The Pension Protection Act of 2006 clarified the rules for bank- and company-owned insurance. Employers are required to receive an employee's consent before taking out a policy on his or her life, and can only insure the top 35% most highly paid workers.

Banks must also show that they are buying BOLI for a legitimate business purpose and not simply for the tax break or as an investment. Most community banks use BOLI to fund employee-benefit or deferred-compensation programs, which means it can be a useful tool for recruiting and retaining key employees. Many banks offer employees split-dollar life insurance, where the company and the employee share the policy's costs and benefits.

The key for community banks is managing risk, which comes in several forms. The Office of the Comptroller of the Currency requires banks to analyze several types of risk before buying BOLI, including investment risk, the insurer's credit risk and the reputational risk of engaging in what some consider an unseemly practice.

BOLI risks are likely still fresh in many bankers' minds after the financial crisis. In 2008, Wachovia and Fifth Third Bancorp (FITB) each lost more than $300 million on investments tied to their BOLI programs; BB&T (BBT) lost about $12 million.
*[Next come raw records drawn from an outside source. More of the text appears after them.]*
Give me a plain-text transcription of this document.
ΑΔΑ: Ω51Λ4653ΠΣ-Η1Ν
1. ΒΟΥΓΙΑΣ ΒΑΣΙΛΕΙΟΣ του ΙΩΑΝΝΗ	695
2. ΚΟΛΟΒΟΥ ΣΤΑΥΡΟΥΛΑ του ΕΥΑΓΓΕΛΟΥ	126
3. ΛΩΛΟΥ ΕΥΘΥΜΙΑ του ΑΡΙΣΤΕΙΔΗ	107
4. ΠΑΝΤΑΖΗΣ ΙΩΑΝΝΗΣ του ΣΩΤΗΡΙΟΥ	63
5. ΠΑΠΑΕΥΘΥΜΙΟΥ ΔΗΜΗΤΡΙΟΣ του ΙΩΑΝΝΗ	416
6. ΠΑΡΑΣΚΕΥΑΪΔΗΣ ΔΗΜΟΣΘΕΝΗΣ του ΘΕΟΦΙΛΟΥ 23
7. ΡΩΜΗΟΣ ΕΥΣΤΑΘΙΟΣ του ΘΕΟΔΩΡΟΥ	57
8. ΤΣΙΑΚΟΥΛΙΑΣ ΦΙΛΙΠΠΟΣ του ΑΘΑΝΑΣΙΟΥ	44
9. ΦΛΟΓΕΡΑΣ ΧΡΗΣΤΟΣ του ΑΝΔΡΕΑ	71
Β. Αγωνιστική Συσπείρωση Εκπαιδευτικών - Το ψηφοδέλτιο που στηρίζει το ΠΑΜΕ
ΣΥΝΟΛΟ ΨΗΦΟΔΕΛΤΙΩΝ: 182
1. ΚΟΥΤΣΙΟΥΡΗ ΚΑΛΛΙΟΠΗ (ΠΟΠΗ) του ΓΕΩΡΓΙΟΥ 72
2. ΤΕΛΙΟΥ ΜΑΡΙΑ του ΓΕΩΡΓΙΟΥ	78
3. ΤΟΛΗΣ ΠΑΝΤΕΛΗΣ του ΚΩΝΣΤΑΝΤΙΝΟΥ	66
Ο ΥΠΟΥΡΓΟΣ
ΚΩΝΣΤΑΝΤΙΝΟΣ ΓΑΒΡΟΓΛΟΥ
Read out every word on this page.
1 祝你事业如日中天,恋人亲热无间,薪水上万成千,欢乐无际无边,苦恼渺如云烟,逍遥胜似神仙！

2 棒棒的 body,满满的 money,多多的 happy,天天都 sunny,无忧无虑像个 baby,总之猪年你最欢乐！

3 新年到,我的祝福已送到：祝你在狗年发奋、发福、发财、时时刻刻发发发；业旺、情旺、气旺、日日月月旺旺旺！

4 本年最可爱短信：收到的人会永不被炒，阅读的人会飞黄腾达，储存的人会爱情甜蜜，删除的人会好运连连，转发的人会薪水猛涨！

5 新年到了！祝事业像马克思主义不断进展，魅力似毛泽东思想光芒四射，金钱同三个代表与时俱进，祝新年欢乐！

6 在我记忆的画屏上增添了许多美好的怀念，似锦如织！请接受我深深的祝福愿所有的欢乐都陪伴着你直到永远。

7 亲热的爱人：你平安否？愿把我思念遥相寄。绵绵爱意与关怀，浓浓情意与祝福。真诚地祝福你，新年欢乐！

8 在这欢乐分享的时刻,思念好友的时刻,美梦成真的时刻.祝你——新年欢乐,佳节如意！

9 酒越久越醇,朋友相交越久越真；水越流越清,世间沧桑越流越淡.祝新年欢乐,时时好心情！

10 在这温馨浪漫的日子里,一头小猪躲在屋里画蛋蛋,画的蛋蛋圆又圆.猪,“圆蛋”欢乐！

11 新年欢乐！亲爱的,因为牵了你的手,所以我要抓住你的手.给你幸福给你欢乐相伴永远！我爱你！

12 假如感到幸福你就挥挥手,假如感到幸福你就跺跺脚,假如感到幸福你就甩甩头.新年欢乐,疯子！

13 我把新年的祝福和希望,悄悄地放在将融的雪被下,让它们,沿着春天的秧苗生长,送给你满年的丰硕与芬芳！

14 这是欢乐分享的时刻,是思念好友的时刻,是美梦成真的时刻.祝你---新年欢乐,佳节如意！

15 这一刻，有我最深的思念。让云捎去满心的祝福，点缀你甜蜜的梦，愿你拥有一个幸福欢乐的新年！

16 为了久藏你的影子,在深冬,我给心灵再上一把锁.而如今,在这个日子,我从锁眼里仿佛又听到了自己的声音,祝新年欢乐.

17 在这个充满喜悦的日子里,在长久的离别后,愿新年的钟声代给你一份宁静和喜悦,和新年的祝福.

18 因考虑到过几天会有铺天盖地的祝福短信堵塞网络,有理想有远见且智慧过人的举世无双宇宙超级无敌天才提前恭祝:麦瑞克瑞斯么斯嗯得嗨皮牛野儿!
In each case, the premiums were placed in high-risk investments through separate accounts, a practice that is very uncommon at smaller banks. Separate accounts are pools of BOLI assets segregated from insurers' main accounts on which the bank assumes the investment risk. Community banks generally hold their assets in the insurance companies' general accounts.

"The bigger the bank, the more exotic the life insurance," says Tom Provow, a principal at Evergreen Consulting in Tennessee. "For the big guys, you almost need a Harvard MBA to manage their accounts, but community bankers prefer the safe, low-risk approach."
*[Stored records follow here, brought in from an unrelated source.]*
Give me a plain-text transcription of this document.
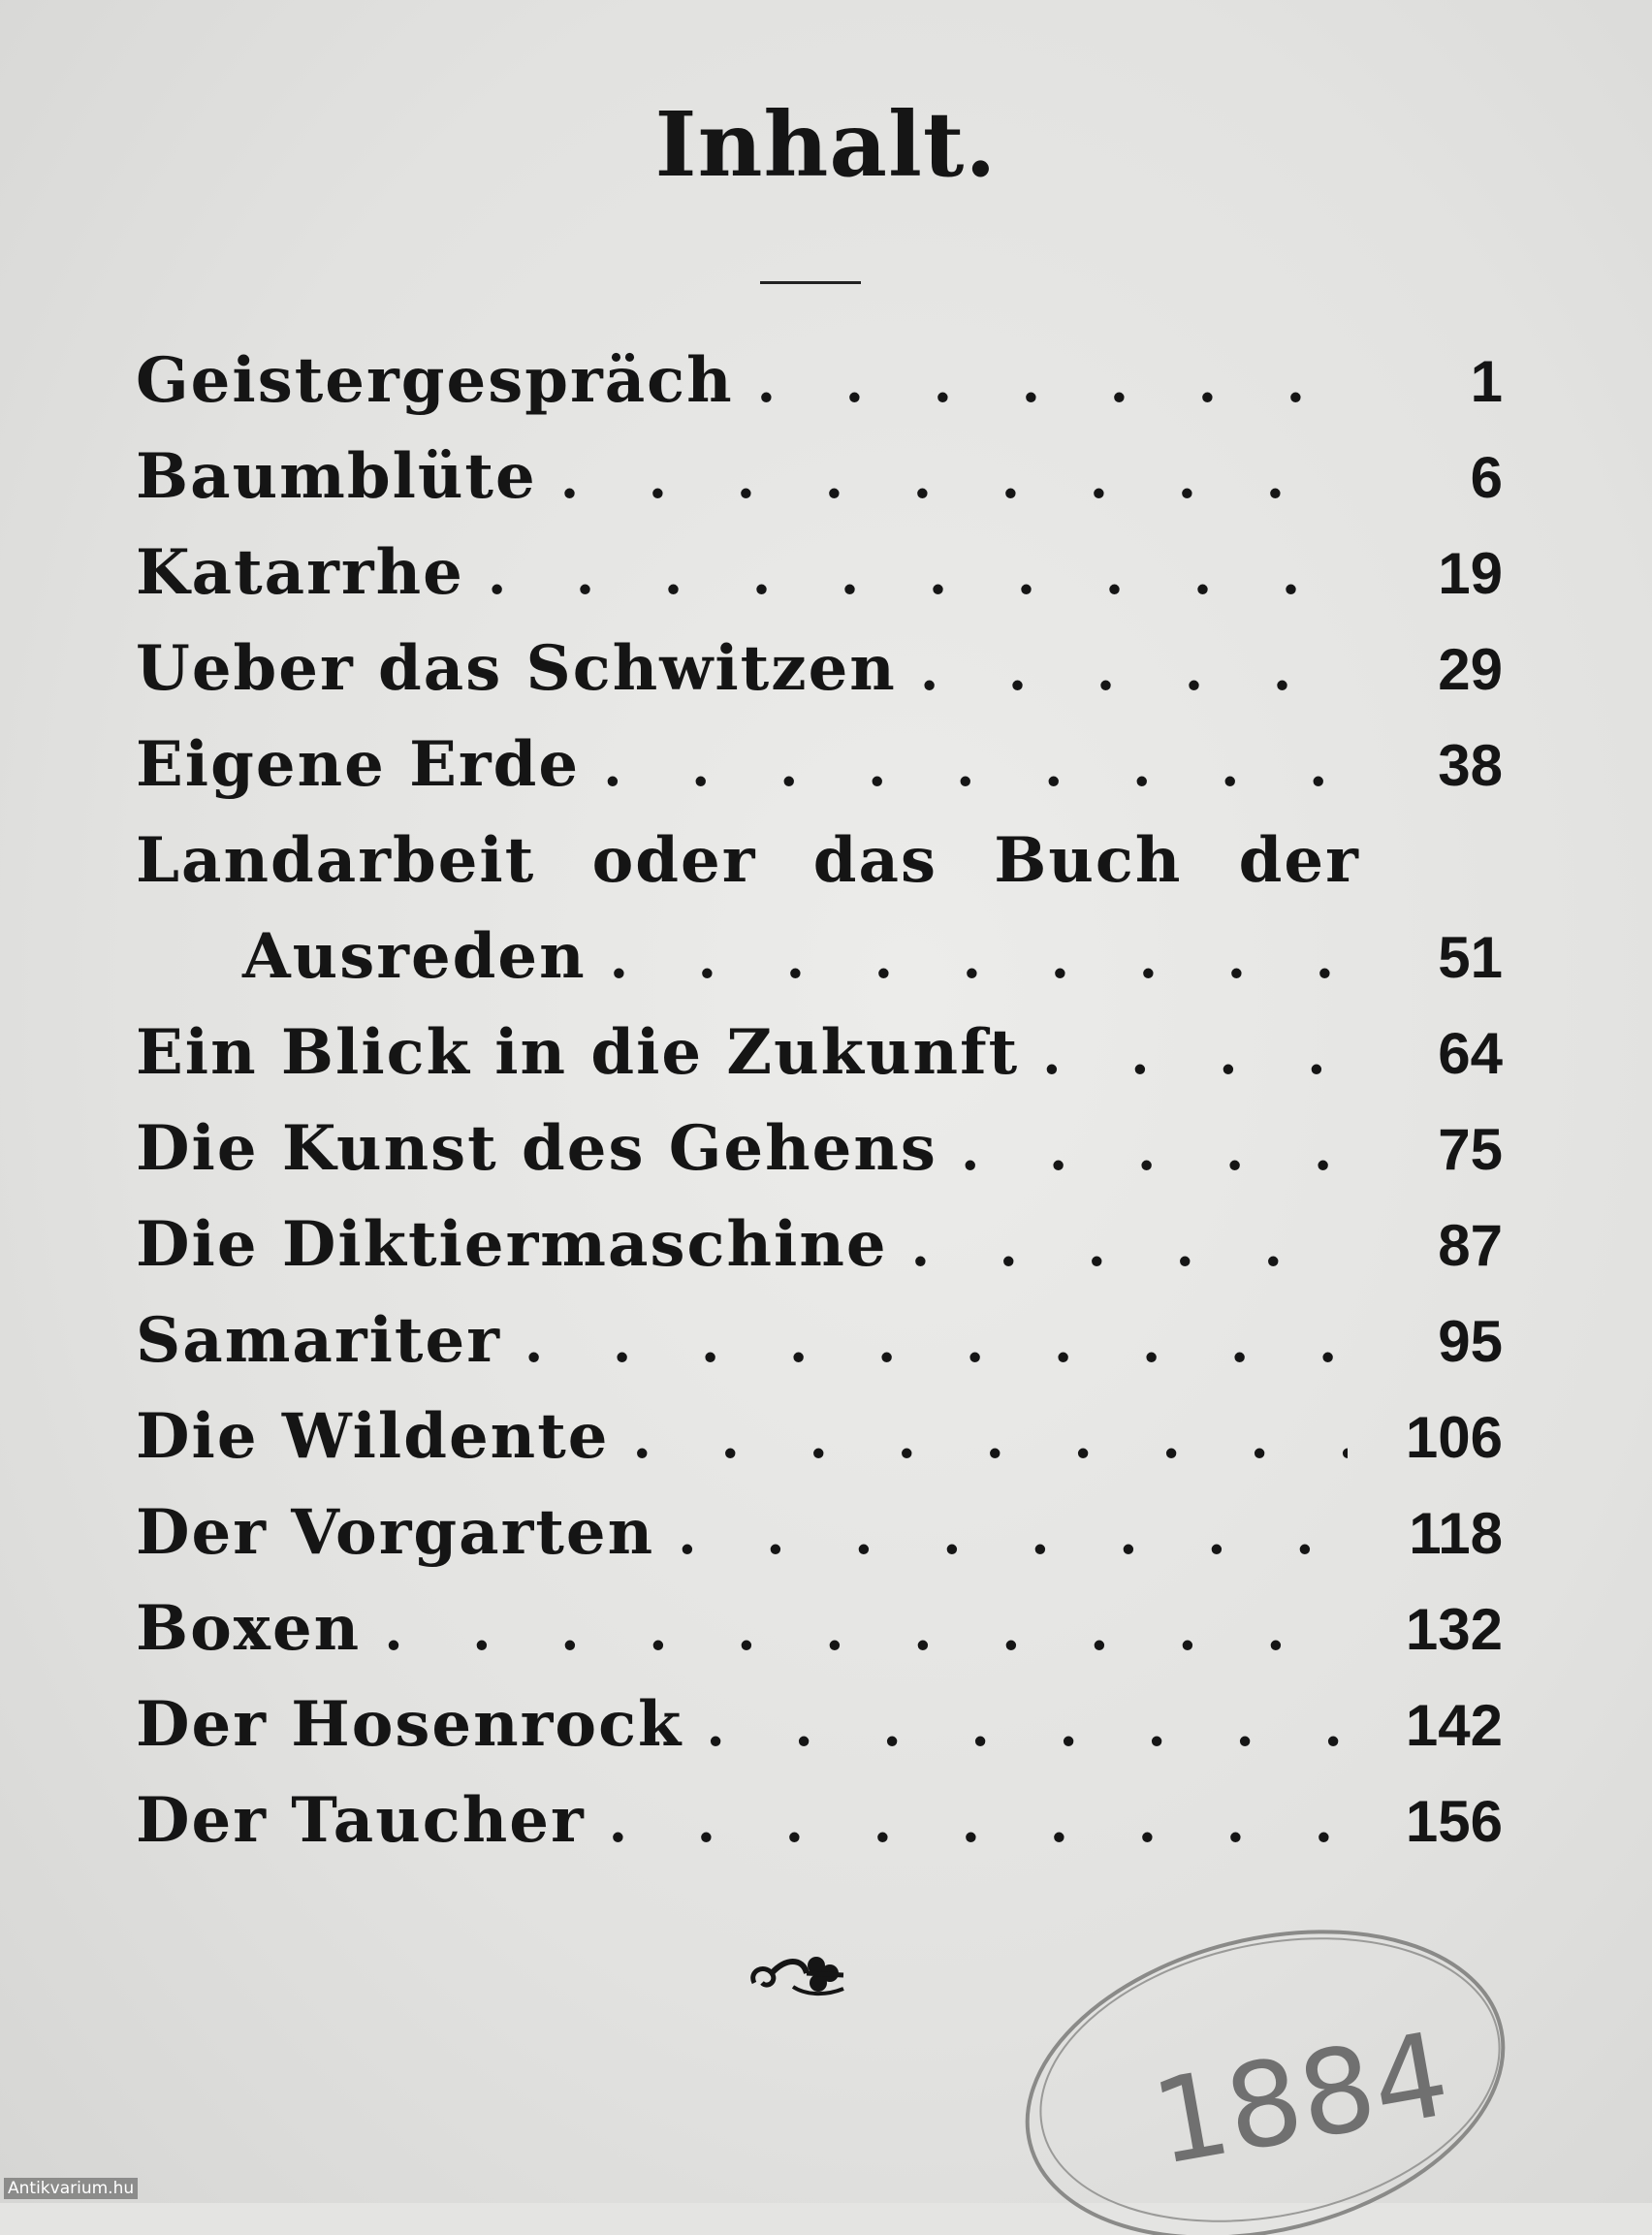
Inhalt.
Geistergespräch . . .	1
Baumblüte . . .	6
Katarrhe . . .	19
Ueber das Schwitzen . . .	29
Eigene Erde . . .	38
Landarbeit oder das Buch der
Ausreden . . .	51
Ein Blick in die Zukunft . . .	64
Die Kunst des Gehens . . .	75
Die Diktiermaschine . . .	87
Samariter . . .	95
Die Wildente . . .	106
Der Vorgarten . . .	118
Boxen . . .	132
Der Hosenrock . . .	142
Der Taucher . . .	156
1884
Antikvarium.hu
Because smaller banks typically buy plain-vanilla insurance, most are more concerned with the creditworthiness of the insurer rather than the risks of the investments. To gain tax benefits, banks must hold BOLI until the death of the insured employees, so the long-term nature of the investment makes carrier risk another significant concern.
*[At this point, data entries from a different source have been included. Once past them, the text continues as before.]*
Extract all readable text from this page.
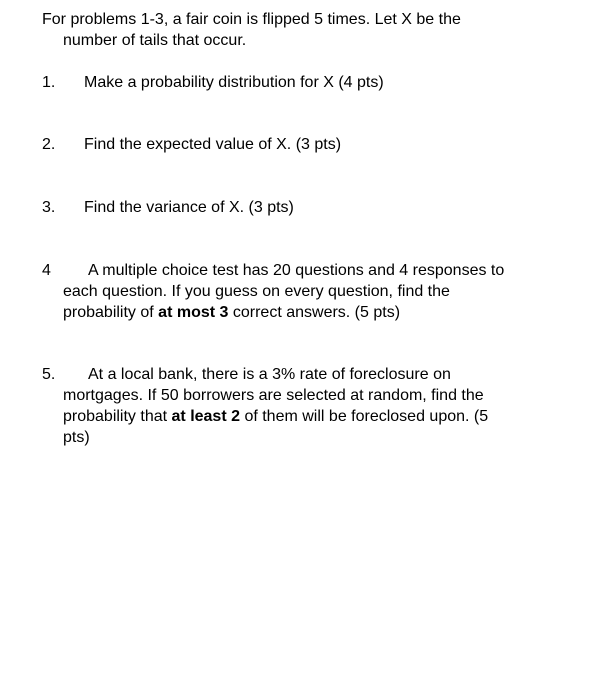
For problems 1-3, a fair coin is flipped 5 times. Let X be the
number of tails that occur.
1. Make a probability distribution for X (4 pts)
2. Find the expected value of X. (3 pts)
3. Find the variance of X. (3 pts)
4 A multiple choice test has 20 questions and 4 responses to
each question. If you guess on every question, find the
probability of at most 3 correct answers. (5 pts)
5. At a local bank, there is a 3% rate of foreclosure on
mortgages. If 50 borrowers are selected at random, find the
probability that at least 2 of them will be foreclosed upon. (5
pts)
The need to balance investment risk and carrier risk has spurred interest in hybrid accounts, which combine features of general and separate accounts. In hybrid accounts, premiums remain in the insurer's general accounts but are protected from claims against the insurer, and banks can select from different investment strategies. Banks hold $13.3 billion in hybrid accounts, less than 10% of all BOLI assets, but 20% more than just two years ago.

"We've seen a tremendous increase in hybrid products," says White. "Hybrid gives them the sense of having some upside along with the protection against risk."

While there are instances of banks posting one-time gains on payouts that follow an employee's death, BOLI's the main attraction is consistent income, industry observers say.

"Community banks are not buying BOLI to profit on the death benefit," Provow says. "They're buying it because it's a 3.5% yield right now and there's no place to invest their money."